If you use Intercom, worth checking out Userfeed (https://www.userfeed.io/). I've never used it personally, but it looks like a combination of an old school Idea Exchange + more modern tools that make it easy to follow up with customers through Intercom as feature requests get prioritized.

4 points
maguay's avatar
2 years ago

We're using a kanban board in Notion to organize product feedback at Capiche right now—which perhaps is a bit basic, but works well. Essentially, whenever anyone emails team@capiche.com with a feature request or reaches out here or on Twitter, we'll check Notion to see if that feature's been requested yet. If not, we'll add a new card, summarize the feature idea in the title, and add the requestor's email and comment in the description. If someone else requests that feature, we'll add 1 to a points field in the card to essentially vote that feature request up, and also log that new person's email and comment in the card.

Over time, the stuff people want most bubbles to the top if you sort the list by the points field, and we can then use the other kanban columns to plan out the features as we add them.

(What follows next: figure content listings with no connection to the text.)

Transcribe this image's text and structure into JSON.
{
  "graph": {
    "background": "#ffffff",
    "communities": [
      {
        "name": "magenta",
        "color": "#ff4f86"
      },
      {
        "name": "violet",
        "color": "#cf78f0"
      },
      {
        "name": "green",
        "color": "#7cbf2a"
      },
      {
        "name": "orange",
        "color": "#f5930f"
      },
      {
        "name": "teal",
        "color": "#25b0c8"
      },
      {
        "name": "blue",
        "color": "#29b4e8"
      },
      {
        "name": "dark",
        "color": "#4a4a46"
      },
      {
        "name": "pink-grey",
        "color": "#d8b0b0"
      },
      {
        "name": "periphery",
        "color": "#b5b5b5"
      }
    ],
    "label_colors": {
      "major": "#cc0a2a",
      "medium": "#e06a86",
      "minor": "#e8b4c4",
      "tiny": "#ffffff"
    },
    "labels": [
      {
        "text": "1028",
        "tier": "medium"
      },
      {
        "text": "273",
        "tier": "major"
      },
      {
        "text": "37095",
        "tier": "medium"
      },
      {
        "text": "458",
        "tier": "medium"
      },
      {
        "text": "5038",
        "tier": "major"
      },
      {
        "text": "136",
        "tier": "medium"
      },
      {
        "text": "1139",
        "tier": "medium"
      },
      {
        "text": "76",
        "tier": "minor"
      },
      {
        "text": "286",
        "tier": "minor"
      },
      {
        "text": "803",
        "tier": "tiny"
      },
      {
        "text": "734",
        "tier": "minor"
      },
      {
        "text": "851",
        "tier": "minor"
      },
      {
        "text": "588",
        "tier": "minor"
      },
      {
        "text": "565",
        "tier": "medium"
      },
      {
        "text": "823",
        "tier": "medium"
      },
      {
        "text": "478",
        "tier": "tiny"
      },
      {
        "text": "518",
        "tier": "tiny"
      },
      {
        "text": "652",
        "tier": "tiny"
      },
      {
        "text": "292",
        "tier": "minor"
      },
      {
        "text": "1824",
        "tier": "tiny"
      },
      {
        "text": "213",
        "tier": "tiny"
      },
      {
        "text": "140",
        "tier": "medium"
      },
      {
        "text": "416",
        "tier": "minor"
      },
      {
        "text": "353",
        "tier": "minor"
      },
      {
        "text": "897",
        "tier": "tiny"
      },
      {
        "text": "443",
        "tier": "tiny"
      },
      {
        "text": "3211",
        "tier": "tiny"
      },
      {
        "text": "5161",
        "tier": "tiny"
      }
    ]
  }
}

Another thing we've used is a Google Form for people to vote on a specific feature they want, which shares their votes automatically into Slack via a Zapier integration. We included the Google Form poll in emails via links that vote when you click on them for an easy way to get more focused feedback.

2 points
MislavCimpersak's avatar
2 years ago

Notion with several boards and ready-made templates.

2 points
mdubov's avatar
2 years ago

I am obviously biased but at Chattermill we built a tool exactly for this purpose. Not to just collate and organise, but also use machine learning to turn feedback to insight at scale. We integrate with all major sources of feedback (including APIs for custom ones) and create a customised model to understand trends and patterns in feedback.

2 points
maguay's avatar
@maguay (replying to @mdubov )
2 years ago

Very cool, thanks for sharing! Curious since Chattermill is pulling feedback from so many sources and normalizing it: Do you find certain types of feedback are more likely to come in from specific channels versus others? E.g. are social feedback more likely to be very happy or very upset, versus email feedback being more constructive and specific on features people need? Have a suspicion that would be the case but would be fascinating to see if it plays out broadly from the data.

1 point
mdubov's avatar
@mdubov (replying to @maguay )
2 years ago

Definitely. NPS-type surveys, ideally via email are probably the most balanced but depends on questions asked. In-app / On-site surveys (eg. Hotjar, Usabilla etc) are good for specifics about a given page, but bad for overall experience insight. Social is very much really bad or really good and typically ~70% garbage in terms of real product insight. Reviews (eg. product reviews on e-commerce sites) are really good for product insight. Post-interaction feedback (CSAT) is good to understand customer service performance.

1 point
tmvst's avatar
2 years ago

As I mentioned in the other discussion, the best way to get feedback is a discussion with your customers. A Google docs can't replace a good conversation. Ideally, you should get multiple opinions from a couple of different customers. This helps you prioritize and refine ideas.

How open are you to feedback and how you follow up are important factors that can make or break your product. Some companies use a public Trello board, but I found that to be messy and off-brand. It can be a good solution if you're on a tight budget, though.